Replacing On-site Benefits For Employees
From an employee’s perspective, not replacing on-site benefits is a reduction in benefits—and, therefore, compensation. While staff members at Google admit that these issues are not as harmful as a reduction in hours or job loss, the toll that it is taking on employee satisfaction and productivity is very real. As such, employers should look for ways to make up for losses in on-site perks, especially if the company has built its reputation around these generous benefits.

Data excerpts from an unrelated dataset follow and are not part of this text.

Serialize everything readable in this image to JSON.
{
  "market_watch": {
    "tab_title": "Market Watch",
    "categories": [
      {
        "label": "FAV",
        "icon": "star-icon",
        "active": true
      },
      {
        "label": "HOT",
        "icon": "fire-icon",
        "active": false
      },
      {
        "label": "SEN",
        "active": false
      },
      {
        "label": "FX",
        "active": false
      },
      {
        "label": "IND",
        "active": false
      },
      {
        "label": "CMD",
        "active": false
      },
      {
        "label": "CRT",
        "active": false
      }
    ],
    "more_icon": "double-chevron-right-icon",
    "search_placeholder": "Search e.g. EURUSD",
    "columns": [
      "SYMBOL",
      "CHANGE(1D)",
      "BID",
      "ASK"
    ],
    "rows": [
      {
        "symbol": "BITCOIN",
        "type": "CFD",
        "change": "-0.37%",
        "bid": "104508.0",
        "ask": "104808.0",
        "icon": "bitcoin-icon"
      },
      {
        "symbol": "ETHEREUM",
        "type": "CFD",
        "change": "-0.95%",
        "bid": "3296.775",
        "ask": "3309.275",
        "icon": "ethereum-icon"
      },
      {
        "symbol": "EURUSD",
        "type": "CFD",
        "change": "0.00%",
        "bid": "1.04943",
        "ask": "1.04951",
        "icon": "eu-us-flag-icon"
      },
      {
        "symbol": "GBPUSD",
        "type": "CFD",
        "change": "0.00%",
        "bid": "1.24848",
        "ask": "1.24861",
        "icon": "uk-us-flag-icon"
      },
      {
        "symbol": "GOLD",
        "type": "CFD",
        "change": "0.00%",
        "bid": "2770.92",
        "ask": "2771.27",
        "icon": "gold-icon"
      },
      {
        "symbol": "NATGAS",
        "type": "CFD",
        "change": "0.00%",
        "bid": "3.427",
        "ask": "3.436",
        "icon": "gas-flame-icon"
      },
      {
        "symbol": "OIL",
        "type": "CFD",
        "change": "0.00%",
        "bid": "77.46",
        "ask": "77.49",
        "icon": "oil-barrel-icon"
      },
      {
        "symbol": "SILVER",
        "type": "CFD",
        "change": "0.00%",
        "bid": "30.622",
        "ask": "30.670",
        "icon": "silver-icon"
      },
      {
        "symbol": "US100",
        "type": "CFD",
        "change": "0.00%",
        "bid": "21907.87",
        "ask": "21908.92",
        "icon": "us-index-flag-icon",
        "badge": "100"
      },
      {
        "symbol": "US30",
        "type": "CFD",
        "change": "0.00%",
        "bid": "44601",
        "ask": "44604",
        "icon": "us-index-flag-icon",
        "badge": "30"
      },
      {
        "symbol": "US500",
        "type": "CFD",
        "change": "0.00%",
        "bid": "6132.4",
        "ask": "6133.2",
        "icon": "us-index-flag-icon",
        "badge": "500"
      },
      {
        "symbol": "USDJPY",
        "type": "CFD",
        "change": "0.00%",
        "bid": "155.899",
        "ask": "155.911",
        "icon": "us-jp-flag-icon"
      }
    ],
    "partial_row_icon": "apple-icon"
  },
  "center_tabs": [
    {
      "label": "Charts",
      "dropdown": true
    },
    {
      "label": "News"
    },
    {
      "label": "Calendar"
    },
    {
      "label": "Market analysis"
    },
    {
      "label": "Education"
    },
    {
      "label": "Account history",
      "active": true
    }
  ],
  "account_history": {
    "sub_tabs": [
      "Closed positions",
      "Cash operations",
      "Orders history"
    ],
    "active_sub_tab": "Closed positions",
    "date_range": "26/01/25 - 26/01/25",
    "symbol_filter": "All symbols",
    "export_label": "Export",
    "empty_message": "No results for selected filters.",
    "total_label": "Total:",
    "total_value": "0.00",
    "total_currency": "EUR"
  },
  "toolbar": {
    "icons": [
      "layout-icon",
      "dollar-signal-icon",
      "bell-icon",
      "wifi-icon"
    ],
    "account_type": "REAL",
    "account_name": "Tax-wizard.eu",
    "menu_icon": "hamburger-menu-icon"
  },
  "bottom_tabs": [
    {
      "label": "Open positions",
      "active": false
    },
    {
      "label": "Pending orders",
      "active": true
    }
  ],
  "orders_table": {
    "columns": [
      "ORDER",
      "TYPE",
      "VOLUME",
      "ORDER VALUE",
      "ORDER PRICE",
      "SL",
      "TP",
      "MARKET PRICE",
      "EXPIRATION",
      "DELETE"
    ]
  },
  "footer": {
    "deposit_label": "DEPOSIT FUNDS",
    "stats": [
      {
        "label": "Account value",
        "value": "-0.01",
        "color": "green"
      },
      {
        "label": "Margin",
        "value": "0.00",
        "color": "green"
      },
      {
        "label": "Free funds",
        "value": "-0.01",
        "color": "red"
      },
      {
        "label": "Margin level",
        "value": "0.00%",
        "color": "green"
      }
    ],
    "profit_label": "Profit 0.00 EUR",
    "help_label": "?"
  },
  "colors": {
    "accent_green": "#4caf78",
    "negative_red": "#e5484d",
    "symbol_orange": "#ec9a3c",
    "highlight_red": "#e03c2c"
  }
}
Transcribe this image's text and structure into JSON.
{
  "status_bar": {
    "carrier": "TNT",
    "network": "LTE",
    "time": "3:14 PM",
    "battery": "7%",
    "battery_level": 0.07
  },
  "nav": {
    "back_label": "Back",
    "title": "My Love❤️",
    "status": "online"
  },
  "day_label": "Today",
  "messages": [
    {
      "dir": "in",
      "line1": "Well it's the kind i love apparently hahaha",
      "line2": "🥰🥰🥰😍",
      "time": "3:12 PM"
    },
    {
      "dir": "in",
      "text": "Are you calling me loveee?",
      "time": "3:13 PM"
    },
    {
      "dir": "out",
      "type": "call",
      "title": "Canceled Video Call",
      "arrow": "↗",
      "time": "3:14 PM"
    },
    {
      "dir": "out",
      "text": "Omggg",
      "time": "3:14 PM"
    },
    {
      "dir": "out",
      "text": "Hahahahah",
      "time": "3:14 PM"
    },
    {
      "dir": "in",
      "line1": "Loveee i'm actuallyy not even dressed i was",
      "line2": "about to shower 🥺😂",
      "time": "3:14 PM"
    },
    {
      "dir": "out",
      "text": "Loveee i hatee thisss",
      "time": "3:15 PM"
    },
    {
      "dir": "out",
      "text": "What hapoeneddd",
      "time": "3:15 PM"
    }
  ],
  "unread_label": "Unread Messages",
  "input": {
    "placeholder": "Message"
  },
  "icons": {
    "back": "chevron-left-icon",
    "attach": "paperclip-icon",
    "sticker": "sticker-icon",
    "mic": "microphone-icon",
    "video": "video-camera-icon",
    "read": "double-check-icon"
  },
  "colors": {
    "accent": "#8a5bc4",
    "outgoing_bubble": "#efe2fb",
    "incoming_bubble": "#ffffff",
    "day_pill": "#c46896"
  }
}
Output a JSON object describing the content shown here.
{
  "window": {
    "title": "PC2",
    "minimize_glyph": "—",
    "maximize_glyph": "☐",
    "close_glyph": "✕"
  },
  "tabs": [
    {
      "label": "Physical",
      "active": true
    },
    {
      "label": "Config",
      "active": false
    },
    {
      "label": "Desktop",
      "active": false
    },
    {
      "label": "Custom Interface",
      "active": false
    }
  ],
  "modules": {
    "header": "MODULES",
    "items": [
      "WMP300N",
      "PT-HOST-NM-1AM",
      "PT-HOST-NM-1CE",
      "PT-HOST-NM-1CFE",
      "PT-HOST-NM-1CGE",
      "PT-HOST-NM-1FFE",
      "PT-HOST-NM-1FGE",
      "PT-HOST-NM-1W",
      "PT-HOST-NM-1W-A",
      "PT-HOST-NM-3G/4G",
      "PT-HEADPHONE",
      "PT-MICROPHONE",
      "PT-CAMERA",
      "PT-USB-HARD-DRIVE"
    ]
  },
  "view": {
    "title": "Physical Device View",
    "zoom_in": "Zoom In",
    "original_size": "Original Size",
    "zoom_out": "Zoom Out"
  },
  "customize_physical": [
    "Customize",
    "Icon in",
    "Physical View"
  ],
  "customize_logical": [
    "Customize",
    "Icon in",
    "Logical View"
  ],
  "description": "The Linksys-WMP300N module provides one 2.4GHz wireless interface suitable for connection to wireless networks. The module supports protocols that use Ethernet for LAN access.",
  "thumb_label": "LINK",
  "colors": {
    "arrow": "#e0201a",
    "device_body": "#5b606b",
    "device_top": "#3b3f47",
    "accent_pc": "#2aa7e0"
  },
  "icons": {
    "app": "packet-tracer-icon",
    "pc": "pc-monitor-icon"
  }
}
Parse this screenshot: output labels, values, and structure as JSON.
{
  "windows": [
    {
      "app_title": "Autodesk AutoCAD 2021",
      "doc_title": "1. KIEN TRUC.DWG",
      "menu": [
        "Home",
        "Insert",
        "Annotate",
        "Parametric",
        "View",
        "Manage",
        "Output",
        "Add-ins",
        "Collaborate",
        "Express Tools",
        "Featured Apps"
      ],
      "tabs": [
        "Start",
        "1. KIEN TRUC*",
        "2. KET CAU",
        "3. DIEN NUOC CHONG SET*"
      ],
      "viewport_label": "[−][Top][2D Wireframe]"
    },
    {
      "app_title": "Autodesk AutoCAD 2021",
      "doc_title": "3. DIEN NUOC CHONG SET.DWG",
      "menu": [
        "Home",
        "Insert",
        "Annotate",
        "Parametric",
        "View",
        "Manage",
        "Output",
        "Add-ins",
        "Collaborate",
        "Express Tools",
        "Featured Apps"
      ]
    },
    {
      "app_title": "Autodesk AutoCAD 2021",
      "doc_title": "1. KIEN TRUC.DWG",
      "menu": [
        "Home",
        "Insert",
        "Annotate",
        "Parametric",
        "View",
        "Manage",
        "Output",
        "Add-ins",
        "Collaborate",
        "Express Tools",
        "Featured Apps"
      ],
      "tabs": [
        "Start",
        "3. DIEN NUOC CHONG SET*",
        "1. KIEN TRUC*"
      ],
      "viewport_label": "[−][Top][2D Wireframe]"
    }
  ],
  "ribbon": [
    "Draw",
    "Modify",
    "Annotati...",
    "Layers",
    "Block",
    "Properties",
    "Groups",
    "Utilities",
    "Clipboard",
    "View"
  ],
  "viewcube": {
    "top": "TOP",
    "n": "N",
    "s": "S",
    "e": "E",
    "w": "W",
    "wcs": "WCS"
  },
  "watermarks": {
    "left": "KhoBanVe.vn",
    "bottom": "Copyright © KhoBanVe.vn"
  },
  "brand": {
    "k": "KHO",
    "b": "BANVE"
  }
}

Many employees feel that the money saved by taking advantage of office facilities, for example, should be put towards similar benefits while they work from home. However, expensing meals to make up for the closure of an office cafeteria, for example, would end up being much more costly per employee and an unreasonable solution. Companies could consider making discounts or credits available for employees to use with food delivery services, grocery stores, or restaurants. If employees are no longer able to use an on-site fitness center, consider providing access to virtual fitness classes.
Another option could be to have the savings from reduced on-site benefits go towards something else, such as a charitable donation of the employee’s choice, reimbursements for home office expenses, or increased employer contributions to retirement accounts or insurance premiums. Expanding access to virtual benefits, such as telemedicine, online wellness content, or digital subscription services can also be practical and affordable replacements while many communities continue to practice social distancing guidelines.
Regardless of how businesses choose to address disruptions to normal office life, communication needs to be clear, and employees concerns need to be addressed to minimize disappointment and confusion.